In many cultures, fathers teach their sons that they are supposed to be tough and that men should not cry. The standards society has created for men on how they should be has impacted their mental health. Boys are taught at very young ages to bottle up their emotions, and perhaps this is a crucial factor and perhaps this contributes to their poor mental health, which is a crucial factor in the high suicide rates among young men. We also see that this affects their self-expression. 

High School counselors Arlene Quinonez and Janet Montes mention that they see fewer male students verbally agreeing to their presentations related to mental health than compared to female students. 

“When we do counselor presentations, [male presenting students] are less likely to contribute. They tend to be quiet, sometimes they will agree, but they will do some nonverbal gestures so that nobody else understands. I think that this goes back to bottling up feelings, the fact that they can’t even say the word ‘yes’ to agree to something that has to do with [emotions],” said Montes. 

Bottling up emotions is not okay, and this unhealthy coping mechanism may lead to further issues among men. For example, in the CDC death rates among men in 2020 report, in men from ages 10 to 14, suicide is the second leading cause of death. This is troublesome because young boys are dying from something that could be potentially prevented if they felt comfortable reaching out to resources like their school counselor. Possible reasons that boys do not reach out to resources like their school counselors include reasons like fear of invalidation and fear of confidentiality being broken and reaching out to their parents. Without this support, they feel discouraged that reaching out for help might backfire on them. 
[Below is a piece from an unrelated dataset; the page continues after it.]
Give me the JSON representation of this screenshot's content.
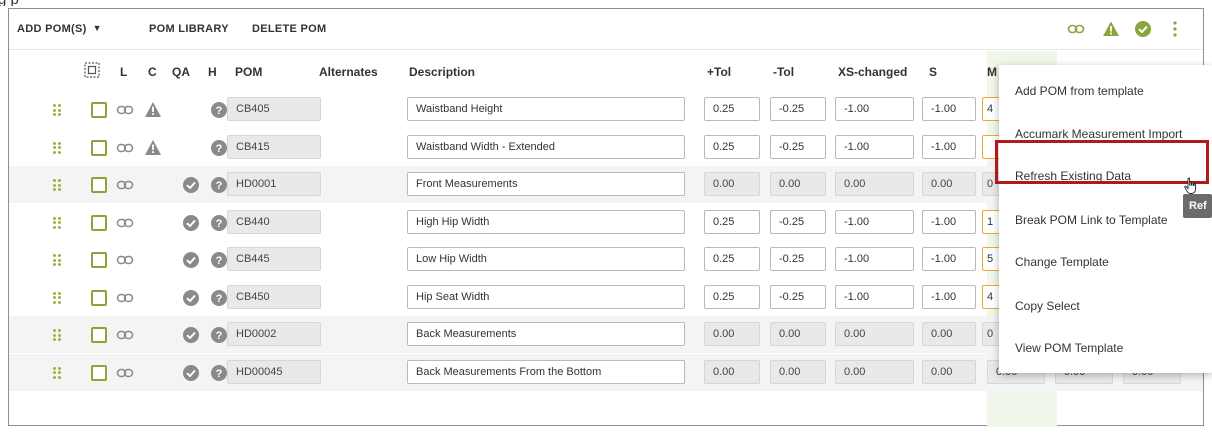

An anonymous sophomore said, “… I am going to talk to my counselor about how I’ve been feeling and what I should do, but then I start overthinking all the different bad possibilities that could happen if I talked to her. I always say [to myself] ‘No, you can’t talk to her about your feelings. She will think that you are weird and direct you to your parents, or you might accidentally cry and then your face will show it, and everyone will know.’” 

In 2020-2021, our school participated in the CA Healthy Kids Survey. One of the questions was about experiencing suicidal ideation. Over 50 percent of the survey takers selected that they had experienced suicidal ideation that year. This year was peak COVID-19 and quarantine. The isolation was hard for many and made it hard to reach out to other people because there were limited ways to interact with one another.

Many young men do not use the resources that are available to them. Quinonez and Montes both also mentioned how they see male students are more likely to speak with them if their friends refer them. The interesting thing is that those friends tend to be female friends referring to them. They both mentioned seeing fewer amounts of male-to-male counselor referrals. Quinonez mentioned that when she sees male students in her office, it is typically from a friend group because one of them went and they told their friends who worked up the courage to go as well. 

As previously mentioned, men like to use a lot of insults like “You are such a girl,” “You do (blank) like a girl,” and “You are not a man” to insult each other because they think that certain behavior deems what a man is. They believe that if their peers do not exhibit this behavior they are not doing what a man would. Therefore, this makes them not a man or less of a man. This kind of thinking is so harmful not just to the person who has it but to the people who surround them because they are constantly putting down other men and making them feel like they need to do certain things to be a man. This viewpoint comes from a place of deeply rooted misogyny because men have always been taught that they are not feminine because women are seen as weak and men are supposed to be strong. These insults are delivered in a way that is meant to ridicule and humiliate the person receiving them and embarrass them for this behavior. This makes the receiver feel like it is wrong to do anything of that sort then these interactions potentially make the one making these comments. 

Dr. Valerie Foster-Young, licensed family and marriage therapist said, “To my knowledge, the words are not as important as the behavior is.”